PROJECT SUMMARY Of the foodborne bacterial, protozoal and viral diseases, non-typhoidal Salmonella enterica cause the largest burden of illness and death worldwide. The most common human clinical isolates are Salmonella enterica serovars Typhimurium (S. Typhimurium, STm) and Enteriditis (S. Enteriditis). Infection can cause either a self- limiting gastroenteritis or a life-threatening, invasive disease in immunocompromised individuals. During enteric infection, STm adopts both extracellular and intracellular lifestyles, colonizing the intestinal lumen as well epithelial cells and phagocytes in the intestinal mucosa. Here we will study how host-mediated restriction of transition metals, known as nutritional immunity, affects STm colonization of the gut. The NRAMP family of proteins are “promiscuous” transporters of divalent cations that play a major role in metal ion homeostasis from bacteria to man. In mammals, there are two NRAMP genes, SLC11A1 and SLC11A2 in humans and Slc11a1 and Slc11a2 in mice. Slc11a1 is restricted to the myeloid lineage whereas Slc11a2 is ubiquitously expressed. Whilst the role of Slc11a1 in controlling intracellular bacterial and parasitic infections in macrophages and mice is undisputed, whether Slc11a2 also contributes to antimicrobial functions is unknown. Our general hypothesis is that intracellular metal ion availability differs in epithelial cells and phagocytes in the gut due to the distinct cell-type expression of SLC11A1 and SLC11A2. First, we will use microbial biosensors of metal ion concentrations to infect bovine ligated ileal loops, a highly relevant model of enteric salmonellosis in humans, and map the spatiotemporal distribution of metal ion deprivation in the gut.
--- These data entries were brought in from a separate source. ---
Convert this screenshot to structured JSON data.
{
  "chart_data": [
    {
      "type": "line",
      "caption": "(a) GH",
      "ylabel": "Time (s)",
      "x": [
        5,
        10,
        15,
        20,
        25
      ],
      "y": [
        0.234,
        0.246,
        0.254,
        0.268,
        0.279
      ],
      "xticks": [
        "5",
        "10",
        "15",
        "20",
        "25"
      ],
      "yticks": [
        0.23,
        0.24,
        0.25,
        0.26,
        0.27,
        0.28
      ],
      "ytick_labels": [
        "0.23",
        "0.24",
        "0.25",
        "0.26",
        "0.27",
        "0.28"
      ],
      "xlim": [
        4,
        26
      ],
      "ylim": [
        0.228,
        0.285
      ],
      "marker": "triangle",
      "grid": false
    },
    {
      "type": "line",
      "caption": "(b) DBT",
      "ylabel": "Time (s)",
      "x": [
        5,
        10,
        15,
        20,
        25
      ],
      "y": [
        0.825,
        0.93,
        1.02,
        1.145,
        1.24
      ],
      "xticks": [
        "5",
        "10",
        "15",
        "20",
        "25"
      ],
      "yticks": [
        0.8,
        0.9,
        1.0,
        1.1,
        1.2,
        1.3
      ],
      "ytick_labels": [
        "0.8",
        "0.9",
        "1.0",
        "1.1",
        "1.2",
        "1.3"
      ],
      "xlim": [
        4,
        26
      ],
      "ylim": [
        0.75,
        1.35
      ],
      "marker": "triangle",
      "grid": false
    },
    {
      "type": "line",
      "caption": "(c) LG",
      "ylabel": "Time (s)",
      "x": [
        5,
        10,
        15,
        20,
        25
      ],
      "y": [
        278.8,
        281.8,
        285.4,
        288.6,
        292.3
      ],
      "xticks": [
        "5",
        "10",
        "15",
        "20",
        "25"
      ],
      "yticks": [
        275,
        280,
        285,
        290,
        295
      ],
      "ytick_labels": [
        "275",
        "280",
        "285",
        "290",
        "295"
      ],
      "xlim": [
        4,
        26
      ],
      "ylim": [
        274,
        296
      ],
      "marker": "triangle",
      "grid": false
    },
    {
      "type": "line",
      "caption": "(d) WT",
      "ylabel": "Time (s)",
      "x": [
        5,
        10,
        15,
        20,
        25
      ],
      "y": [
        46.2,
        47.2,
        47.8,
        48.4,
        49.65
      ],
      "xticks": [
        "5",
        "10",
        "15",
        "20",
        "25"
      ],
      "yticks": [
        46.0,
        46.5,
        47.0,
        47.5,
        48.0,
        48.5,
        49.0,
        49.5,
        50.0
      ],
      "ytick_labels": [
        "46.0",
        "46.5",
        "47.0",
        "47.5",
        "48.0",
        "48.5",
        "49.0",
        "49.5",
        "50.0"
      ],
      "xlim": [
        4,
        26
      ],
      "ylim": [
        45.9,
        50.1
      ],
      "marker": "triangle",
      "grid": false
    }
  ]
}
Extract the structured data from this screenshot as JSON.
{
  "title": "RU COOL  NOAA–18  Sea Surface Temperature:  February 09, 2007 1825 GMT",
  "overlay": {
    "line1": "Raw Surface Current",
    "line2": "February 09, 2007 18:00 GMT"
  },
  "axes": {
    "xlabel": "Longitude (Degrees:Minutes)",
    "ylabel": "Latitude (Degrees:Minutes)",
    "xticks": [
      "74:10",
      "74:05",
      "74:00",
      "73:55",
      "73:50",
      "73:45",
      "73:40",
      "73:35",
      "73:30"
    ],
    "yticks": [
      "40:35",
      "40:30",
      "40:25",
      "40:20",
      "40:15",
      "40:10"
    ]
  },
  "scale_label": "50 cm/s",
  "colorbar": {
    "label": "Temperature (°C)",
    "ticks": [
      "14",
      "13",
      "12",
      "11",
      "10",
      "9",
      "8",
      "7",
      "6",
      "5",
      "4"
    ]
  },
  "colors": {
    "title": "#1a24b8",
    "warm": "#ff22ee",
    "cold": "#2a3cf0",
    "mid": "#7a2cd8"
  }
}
Second, we will define whether SLC11A2, the sole NRAMP family member expressed in intestinal epithelial cells, defends against invading pathogens via metal nutrient limitation. Completion of this proposal will close a significant knowledge gap about host-microbe competition for metal ions in the gut during enteric infection.
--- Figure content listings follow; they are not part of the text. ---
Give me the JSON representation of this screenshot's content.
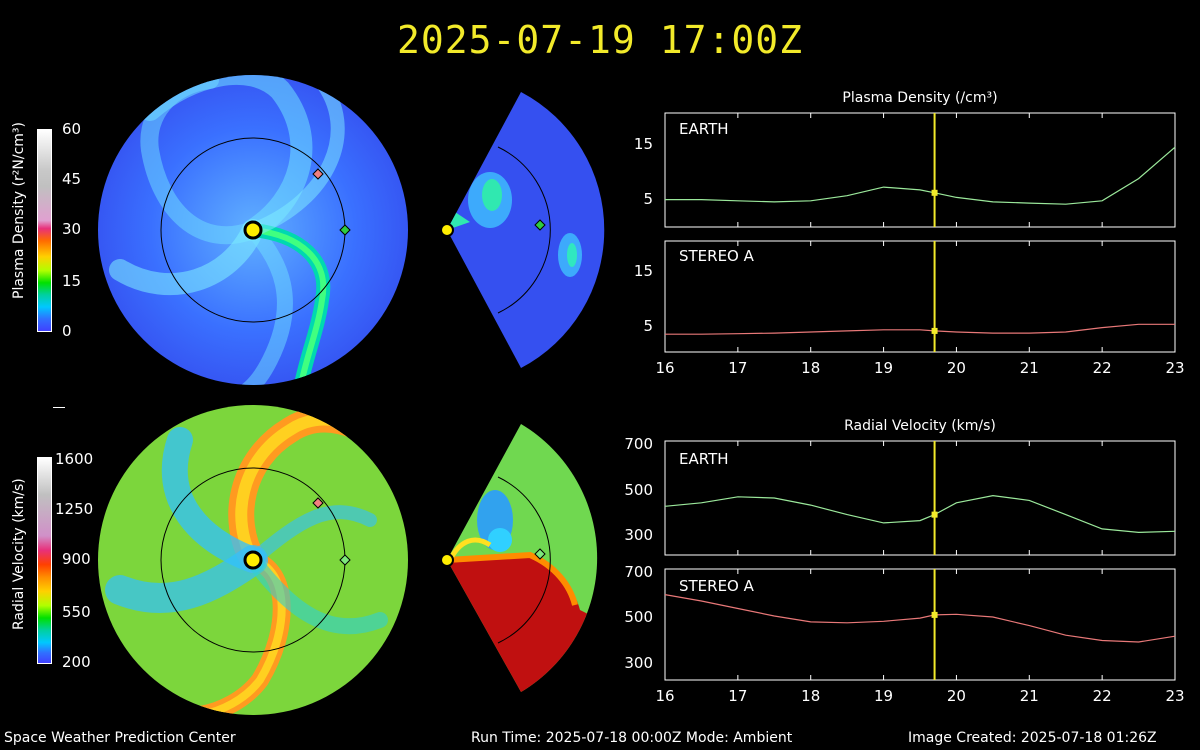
{
  "header": {
    "timestamp": "2025-07-19 17:00Z"
  },
  "colorbars": {
    "density": {
      "label": "Plasma Density (r²N/cm³)",
      "ticks": [
        "60",
        "45",
        "30",
        "15",
        "0"
      ]
    },
    "velocity": {
      "label": "Radial Velocity (km/s)",
      "ticks": [
        "1600",
        "1250",
        "900",
        "550",
        "200"
      ]
    }
  },
  "panels": {
    "density": {
      "title": "Plasma Density (/cm³)",
      "earth": {
        "name": "EARTH",
        "yticks": [
          "15",
          "5"
        ]
      },
      "stereo": {
        "name": "STEREO A",
        "yticks": [
          "15",
          "5"
        ]
      }
    },
    "velocity": {
      "title": "Radial Velocity (km/s)",
      "earth": {
        "name": "EARTH",
        "yticks": [
          "700",
          "500",
          "300"
        ]
      },
      "stereo": {
        "name": "STEREO A",
        "yticks": [
          "700",
          "500",
          "300"
        ]
      }
    },
    "xticks": [
      "16",
      "17",
      "18",
      "19",
      "20",
      "21",
      "22",
      "23"
    ]
  },
  "footer": {
    "org": "Space Weather Prediction Center",
    "run": "Run Time: 2025-07-18 00:00Z  Mode: Ambient",
    "created": "Image Created: 2025-07-18 01:26Z"
  },
  "colors": {
    "title": "#f2ea2a",
    "earth": "#2ecc40",
    "earth_line": "#9be89b",
    "stereo": "#f08080",
    "stereo_line": "#e87878",
    "sun": "#ffee00",
    "marker": "#f2ea2a"
  },
  "chart_data": [
    {
      "type": "line",
      "title": "Plasma Density (/cm³)",
      "series": [
        {
          "name": "EARTH",
          "x": [
            16,
            16.5,
            17,
            17.5,
            18,
            18.5,
            19,
            19.5,
            19.7,
            20,
            20.5,
            21,
            21.5,
            22,
            22.5,
            23
          ],
          "values": [
            4.8,
            4.8,
            4.6,
            4.4,
            4.6,
            5.5,
            7,
            6.5,
            6,
            5.2,
            4.4,
            4.2,
            4,
            4.6,
            8.5,
            14
          ]
        }
      ],
      "xlim": [
        16,
        23
      ],
      "ylim": [
        0,
        20
      ]
    },
    {
      "type": "line",
      "series": [
        {
          "name": "STEREO A",
          "x": [
            16,
            16.5,
            17,
            17.5,
            18,
            18.5,
            19,
            19.5,
            19.7,
            20,
            20.5,
            21,
            21.5,
            22,
            22.5,
            23
          ],
          "values": [
            3.2,
            3.2,
            3.3,
            3.4,
            3.6,
            3.8,
            4,
            4,
            3.8,
            3.6,
            3.4,
            3.4,
            3.6,
            4.4,
            5,
            5
          ]
        }
      ],
      "xlim": [
        16,
        23
      ],
      "ylim": [
        0,
        20
      ]
    },
    {
      "type": "line",
      "title": "Radial Velocity (km/s)",
      "series": [
        {
          "name": "EARTH",
          "x": [
            16,
            16.5,
            17,
            17.5,
            18,
            18.5,
            19,
            19.5,
            19.7,
            20,
            20.5,
            21,
            21.5,
            22,
            22.5,
            23
          ],
          "values": [
            455,
            470,
            495,
            490,
            460,
            420,
            385,
            395,
            420,
            470,
            500,
            480,
            420,
            360,
            345,
            350
          ]
        }
      ],
      "xlim": [
        16,
        23
      ],
      "ylim": [
        200,
        700
      ]
    },
    {
      "type": "line",
      "series": [
        {
          "name": "STEREO A",
          "x": [
            16,
            16.5,
            17,
            17.5,
            18,
            18.5,
            19,
            19.5,
            19.7,
            20,
            20.5,
            21,
            21.5,
            22,
            22.5,
            23
          ],
          "values": [
            600,
            570,
            535,
            500,
            472,
            468,
            475,
            490,
            505,
            508,
            495,
            455,
            410,
            385,
            378,
            405
          ]
        }
      ],
      "xlim": [
        16,
        23
      ],
      "ylim": [
        200,
        700
      ]
    }
  ]
}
项目摘要 在食源性细菌、原虫和病毒性疾病中，非伤寒性肠道沙门氏菌引起的疾病最多 全球疾病和死亡的负担。最常见的人类临床分离株是肠道沙门氏菌 血清型鼠伤寒沙门氏菌（S.鼠伤寒沙门氏菌，STm）和肠炎（S.肠炎）。感染可以导致自体- 限制性胃肠炎或危及生命的侵袭性疾病。肠内给药期间 感染时，STm采用细胞外和细胞内的生活方式，也在肠腔定植 肠粘膜上皮细胞和吞噬细胞。在这里，我们将研究如何主机介导的限制， 被称为营养免疫的过渡金属影响肠道的STm定殖。NRAMP家族 蛋白质是二价阳离子的“混杂”转运体， 在哺乳动物中，存在两个NRAMP基因，人中的SLC 11 A1和SLC 11 A2， 和Slc 11 a2。Slc 11 a1仅限于髓系，而Slc 11 a2广泛表达。 虽然Slc 11 a1在控制巨噬细胞和小鼠的细胞内细菌和寄生虫感染中的作用 尽管Slc 11 a2的抗菌功能是无可争议的，但Slc 11 a2是否也有助于抗菌功能尚不清楚。我们的一般假设 细胞内金属离子的可利用性在肠中的上皮细胞和吞噬细胞中不同， SLC 11 A1和SLC 11 A2的细胞型表达。首先，我们将使用金属离子的微生物生物传感器 浓度感染牛结扎回肠袢，一种高度相关的人类肠道沙门氏菌病模型， 绘制肠道中金属离子缺乏的时空分布图。第二，我们将确定 SLC 11 A2是唯一在肠上皮细胞中表达的NRAMP家族成员， 病原体通过金属营养限制。本提案的完成将填补以下方面的重大知识空白： 肠道感染期间肠道中宿主-微生物对金属离子的竞争。